Más acá de aquellas narraciones de la mitología helénica, la historia de la civilización y de sus azares políticos está repleta de caballeros afectados por la hybris que no es mera soberbio sino se trastoca en narcisismo perverso y se va desplegando con una estela de estupideces y desgracias que desembocan en tiranías notablemente destructivas. Lo hemos visto en faraones egipcios o césares romanos que se sintieron dioses y exigieron que se les reverenciara como tales, sintiéndose poseedores del poder absoluto, incluidas la vida y la muerte. En Hispanoamérica la ridiculez y nocividad de nuestros tiranos ha sido maravillosamente narrada en obras literarias como “Yo, el Supremo” de Augusto Roa Bastos o “La Fiesta del Chivo” de Mario Vargas Llosa, donde leemos como la demencia en el poder siempre termina mal, lo mismo para el tirano que para su pueblo.

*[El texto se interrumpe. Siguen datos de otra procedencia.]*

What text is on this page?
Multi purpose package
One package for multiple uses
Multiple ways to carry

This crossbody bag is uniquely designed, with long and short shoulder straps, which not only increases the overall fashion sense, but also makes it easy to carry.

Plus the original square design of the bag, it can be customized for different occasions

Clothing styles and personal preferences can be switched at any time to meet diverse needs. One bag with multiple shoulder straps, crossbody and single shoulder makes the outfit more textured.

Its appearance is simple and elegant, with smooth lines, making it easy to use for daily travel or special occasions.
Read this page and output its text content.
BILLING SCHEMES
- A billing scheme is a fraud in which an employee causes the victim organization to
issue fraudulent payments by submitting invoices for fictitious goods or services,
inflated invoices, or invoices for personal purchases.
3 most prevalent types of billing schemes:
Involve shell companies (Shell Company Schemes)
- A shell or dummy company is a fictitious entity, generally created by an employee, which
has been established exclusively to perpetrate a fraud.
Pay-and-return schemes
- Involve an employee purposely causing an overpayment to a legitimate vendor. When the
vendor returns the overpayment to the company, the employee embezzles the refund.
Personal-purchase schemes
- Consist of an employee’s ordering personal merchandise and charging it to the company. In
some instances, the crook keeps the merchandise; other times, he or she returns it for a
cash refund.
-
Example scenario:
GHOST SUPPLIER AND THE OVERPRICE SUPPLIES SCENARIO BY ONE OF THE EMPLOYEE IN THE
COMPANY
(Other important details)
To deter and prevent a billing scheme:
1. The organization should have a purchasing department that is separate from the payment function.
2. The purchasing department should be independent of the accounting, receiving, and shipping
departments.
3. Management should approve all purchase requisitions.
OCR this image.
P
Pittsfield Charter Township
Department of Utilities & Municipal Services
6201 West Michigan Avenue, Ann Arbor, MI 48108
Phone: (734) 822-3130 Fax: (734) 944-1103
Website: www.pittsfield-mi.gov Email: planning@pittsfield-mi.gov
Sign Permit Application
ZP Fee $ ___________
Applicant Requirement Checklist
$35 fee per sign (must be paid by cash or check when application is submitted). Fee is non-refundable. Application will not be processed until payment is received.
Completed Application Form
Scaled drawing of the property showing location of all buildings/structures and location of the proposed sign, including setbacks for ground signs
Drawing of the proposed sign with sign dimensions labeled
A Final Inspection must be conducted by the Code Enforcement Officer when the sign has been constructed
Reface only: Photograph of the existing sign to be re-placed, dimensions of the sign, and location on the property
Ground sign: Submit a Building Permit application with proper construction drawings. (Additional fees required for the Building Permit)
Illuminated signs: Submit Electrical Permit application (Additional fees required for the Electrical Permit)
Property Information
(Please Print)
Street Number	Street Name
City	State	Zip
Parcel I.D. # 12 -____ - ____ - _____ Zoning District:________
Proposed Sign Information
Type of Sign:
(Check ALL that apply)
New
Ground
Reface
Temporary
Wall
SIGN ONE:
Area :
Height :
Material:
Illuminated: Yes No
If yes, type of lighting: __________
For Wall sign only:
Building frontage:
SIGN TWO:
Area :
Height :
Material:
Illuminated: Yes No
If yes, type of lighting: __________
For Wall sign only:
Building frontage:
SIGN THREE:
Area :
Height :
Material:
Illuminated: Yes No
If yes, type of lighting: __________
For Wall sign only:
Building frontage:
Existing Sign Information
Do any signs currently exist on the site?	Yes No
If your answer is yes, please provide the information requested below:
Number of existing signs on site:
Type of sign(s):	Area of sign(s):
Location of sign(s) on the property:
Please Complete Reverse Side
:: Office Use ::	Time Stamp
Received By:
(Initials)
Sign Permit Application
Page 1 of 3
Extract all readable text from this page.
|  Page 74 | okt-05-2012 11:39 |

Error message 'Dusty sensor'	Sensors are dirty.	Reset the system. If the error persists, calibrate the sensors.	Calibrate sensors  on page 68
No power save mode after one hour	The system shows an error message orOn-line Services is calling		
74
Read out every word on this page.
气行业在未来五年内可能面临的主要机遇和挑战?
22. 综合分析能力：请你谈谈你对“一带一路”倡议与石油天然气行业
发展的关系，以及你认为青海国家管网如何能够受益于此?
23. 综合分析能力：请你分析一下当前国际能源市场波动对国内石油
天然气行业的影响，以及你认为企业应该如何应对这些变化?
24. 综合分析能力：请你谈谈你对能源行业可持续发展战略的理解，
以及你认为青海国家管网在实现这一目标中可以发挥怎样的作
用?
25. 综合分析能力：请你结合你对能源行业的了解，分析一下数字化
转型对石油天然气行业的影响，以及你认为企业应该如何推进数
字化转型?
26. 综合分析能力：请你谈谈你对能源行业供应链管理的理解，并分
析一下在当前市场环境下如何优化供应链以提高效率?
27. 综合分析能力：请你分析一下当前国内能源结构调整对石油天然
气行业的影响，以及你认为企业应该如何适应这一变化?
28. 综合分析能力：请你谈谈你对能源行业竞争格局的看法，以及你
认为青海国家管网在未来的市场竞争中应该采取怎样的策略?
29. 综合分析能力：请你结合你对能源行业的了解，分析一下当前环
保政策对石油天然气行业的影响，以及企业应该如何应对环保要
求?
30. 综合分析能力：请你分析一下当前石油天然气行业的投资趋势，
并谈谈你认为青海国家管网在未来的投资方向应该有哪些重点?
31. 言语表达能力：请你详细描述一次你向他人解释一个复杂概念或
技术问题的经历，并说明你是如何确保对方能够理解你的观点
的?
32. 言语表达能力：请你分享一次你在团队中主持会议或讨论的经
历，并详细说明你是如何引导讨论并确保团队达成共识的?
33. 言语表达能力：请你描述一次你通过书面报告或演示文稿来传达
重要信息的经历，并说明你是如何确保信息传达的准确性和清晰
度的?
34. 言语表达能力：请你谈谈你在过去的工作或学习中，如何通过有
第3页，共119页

En nuestro México actual afortunadamente no estamos, ni de lejos, en algo parecido a la Roma de Nerón o la República Dominicana de Rafael Leónidas Trujillo. Pero ya hay quien compara a nuestro caudillo más con Antonio López de Santa Ana que con Benito Juárez, quien por cierto, no fue ningún demócrata como la “historia de chocolate” quisiera presentarlo. Como sea, más vale estar atentos y ponernos las pilas para defender a nuestra democracia con todo lo que ella implica: Proteger las instituciones y la división de poderes; la transparencia y la rendición de cuentas; a la prensa libre y, sobre todo, como remedio fundamental contra las manipulaciones de un narcisista perverso: no caer en su juego y ponerle límites.